The fat buds of spring will bloom
Nature was there for me when my father died, and it carries on blossoming
Right now I am surrounded by fields and birdsong and spring flowers and purple heather. I’m in deepest Norfolk for Easter, in a 300-year-old house where I’ve been fortunate to stay many times since being dragged here by my parents when I was 15 and revising for my GCSEs.
The daffodils are going over but there are fritillaries with their little bobbing heads under the trees and tiny yellow celandines in the grass around the house.
Nature has often helped me mend. When I was depressed a few years ago, I sought the fat, pink blossom of a cherry tree in a park near where I live in north London. I ran to it, smelt it, drank in its petals and had the thought that this blossom, this natural abundance that appears every year, does not know that I am down. It is defiant in the face of my depression; it is thick and flushed and showing off to the world.
I am not depressed now, but I have felt the sadness of loss over the past few weeks. It’s nearly 15 years since my father died and I miss him. He was 63; I was 31 and I lived at home with him and my mother for the three years leading up to his death. The day he died, we – me, my mum and sister - came home from the hospital shattered.
I remember lying on the grass in my parents’ garden, weeping and exhausted, eventually crawling into the single bed in my childhood bedroom, with its white duvet and purple walls.

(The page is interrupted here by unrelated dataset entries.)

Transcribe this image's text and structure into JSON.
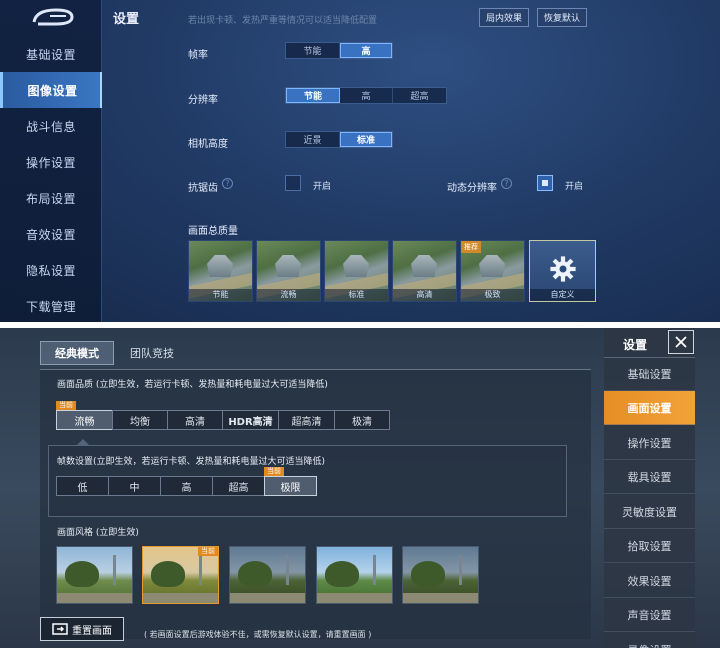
{
  "top": {
    "sidebar": {
      "items": [
        {
          "label": "基础设置"
        },
        {
          "label": "图像设置"
        },
        {
          "label": "战斗信息"
        },
        {
          "label": "操作设置"
        },
        {
          "label": "布局设置"
        },
        {
          "label": "音效设置"
        },
        {
          "label": "隐私设置"
        },
        {
          "label": "下载管理"
        }
      ],
      "active_index": 1
    },
    "header": {
      "title": "设置",
      "hint": "若出现卡顿、发热严重等情况可以适当降低配置",
      "btn_effect": "局内效果",
      "btn_reset": "恢复默认"
    },
    "frame_rate": {
      "label": "帧率",
      "options": [
        "节能",
        "高"
      ],
      "selected": "高"
    },
    "resolution": {
      "label": "分辨率",
      "options": [
        "节能",
        "高",
        "超高"
      ],
      "selected": "节能"
    },
    "camera": {
      "label": "相机高度",
      "options": [
        "近景",
        "标准"
      ],
      "selected": "标准"
    },
    "aa": {
      "label": "抗锯齿",
      "toggle_label": "开启",
      "checked": false
    },
    "dynres": {
      "label": "动态分辨率",
      "toggle_label": "开启",
      "checked": true
    },
    "quality": {
      "label": "画面总质量",
      "presets": [
        {
          "caption": "节能"
        },
        {
          "caption": "流畅"
        },
        {
          "caption": "标准"
        },
        {
          "caption": "高清"
        },
        {
          "caption": "极致",
          "badge": "推荐"
        },
        {
          "caption": "自定义"
        }
      ]
    }
  },
  "bottom": {
    "tabs": [
      "经典模式",
      "团队竞技"
    ],
    "active_tab": 0,
    "quality": {
      "label": "画面品质 (立即生效，若运行卡顿、发热量和耗电量过大可适当降低)",
      "options": [
        "流畅",
        "均衡",
        "高清",
        "HDR高清",
        "超高清",
        "极清"
      ],
      "selected": "流畅",
      "current_badge": "当前"
    },
    "fps": {
      "label": "帧数设置(立即生效，若运行卡顿、发热量和耗电量过大可适当降低)",
      "options": [
        "低",
        "中",
        "高",
        "超高",
        "极限"
      ],
      "selected": "极限",
      "current_badge": "当前"
    },
    "style": {
      "label": "画面风格 (立即生效)",
      "current_badge": "当前",
      "selected_index": 1
    },
    "reset_button": "重置画面",
    "reset_note": "( 若画面设置后游戏体验不佳，或需恢复默认设置，请重置画面 )",
    "side": {
      "title": "设置",
      "items": [
        "基础设置",
        "画面设置",
        "操作设置",
        "载具设置",
        "灵敏度设置",
        "拾取设置",
        "效果设置",
        "声音设置",
        "录像设置"
      ],
      "active_index": 1
    }
  },
  "colors": {
    "top_active": "#3a72c2",
    "bottom_accent": "#e58e24"
  }
}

I don’t remember much about what we did for the rest of that day, what we ate, who we told, but the garden was a sanctuary, and we held his wake there a few weeks after his death.
It’s fitting that the Norfolk home I’m in is owned by the vicar who led my father’s funeral service. It’s a place where my dad spent several happy springs and summers.
Yesterday, my mum and I pottered around Sheringham, a somewhat curious seaside town with a high street of quirky shops leading to wide, sandy beaches.
Twice I heard Beatles songs in the town: a black-clad street singer sang Yesterday, while a charity shop blasted All You Need Is Love.
The Beatles were one of my dad’s favourite bands, and we had the organist at his funeral play a selection of their songs at the end of the service. I think he was making his presence felt. (I also love that Beyoncé’s new album, Cowboy Carter, includes a cover of the Beatles’ Blackbird.)
After a snack lunch on a bench overlooking the sea, my mother and I went for a walk in Sheringham Park, an 18th century garden designed by Humphry Repton, where a rhododendron-lined pathway leads to spectacular views of the fields and sea beyond.
There was plenty of blossom, but my favourite tree was a spindly magnolia, with its tight, pink buds yet to open. It held so much promise and seemed to be saying: “Here I am, ready or not.”
As I sit and write, I can see red, brick barns as old as this house through the open stable door, a pale blue sky and a blossoming cloud that looks like the kind of cloud children draw. It is dusk, and the cloud appears almost purple now. The rooks have gone quiet, the night owls ready to take their place.
“Nature is very clever,” is a catchphrase of my mum’s, and I think she’s right. It knows what to do when, and the results in spring are stunning. It gives me strength, it gives me faith in the world. Nature carries on regardless, and so can I.